Search code examples
csvneo4jcyphergraph-databasesload-csv

Neo4j LOAD CSV process arrays in CSV documents using a separator


I'm using LOAD CSV to import data from csv to neo4j. My dataset contains multiple values in the country field. Currently I'm using a semicolon as the separator of those multiple values.

nodes-person.csv

id,country
http://author,country1;country2;country3

And this is the cypher query which I use to import data into neo4j

LOAD CSV WITH HEADERS FROM "file:///nodes-person.csv" AS csvLine
  MERGE (p:`person` {id: csvLine.id})
    ON CREATE
    SET
    p.country = split(csvLine.country,";")

    ON MATCH
    SET
    p.country = split(csvLine.country,";")

RETURN p;

My question is, how can I split the values properly if the values contain the separator character.

ie:

country\\;1 ; country\\;2 ; country\\;3

Solution

  • You've got a couple of options - one is pure Cypher and slightly untidy, the other is using APOC and regular expressions.
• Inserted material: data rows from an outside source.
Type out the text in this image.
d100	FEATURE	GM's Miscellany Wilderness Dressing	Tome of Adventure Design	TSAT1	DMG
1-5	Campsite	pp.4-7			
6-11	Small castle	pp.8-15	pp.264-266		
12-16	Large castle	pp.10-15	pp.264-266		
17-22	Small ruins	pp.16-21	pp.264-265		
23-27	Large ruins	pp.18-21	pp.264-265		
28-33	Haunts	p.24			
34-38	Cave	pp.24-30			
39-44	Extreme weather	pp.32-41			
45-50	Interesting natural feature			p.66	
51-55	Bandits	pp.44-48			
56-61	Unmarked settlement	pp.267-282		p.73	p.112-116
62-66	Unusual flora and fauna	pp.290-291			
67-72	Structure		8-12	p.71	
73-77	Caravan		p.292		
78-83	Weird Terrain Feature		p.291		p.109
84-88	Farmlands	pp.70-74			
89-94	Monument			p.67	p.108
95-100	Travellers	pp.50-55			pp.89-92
I'm making the assumption that if the semicolon appears within a country name it's escaped with a single backslash.

    Cypher route

    The plan here is to do three replacements:

    • Replace instances of the escaped semicolon with some string that's very unlikely to appear as a country name (say, __SEMICOLON__)
    • Split the string by semicolons as you're doing so far
    • Within each string resulting from the split, replace __SEMICOLON__ instances with a semicolon character

    Something like the following would work (the WITH is just so it's runnable in isolation):

    WITH 'country1\\;;country2;country3\\;' as countries
    RETURN [x in split(replace(countries, '\\;', '__SEMICOLON__'), ';') | replace(x, '__SEMICOLON__', ';')]
    

    enter image description here

    APOC and Regular Expressions

    A tidier approach is to use apoc.text.replace and supply a regular expression as the 'separator', where we want to split the string by semicolons that are not preceded by the backslash escape character:

    WITH 'country1\\;;country2;country3\\;' as countries
    RETURN [x in apoc.text.split(countries, '(?<!\\\\);') | replace(x, '\\;', ';')]
    

    enter image description here

    We do a final tidy-up to replace the escaped semicolons with plain semicolons for storage with that list comprehension. The regex is shamelessly stolen from this answer.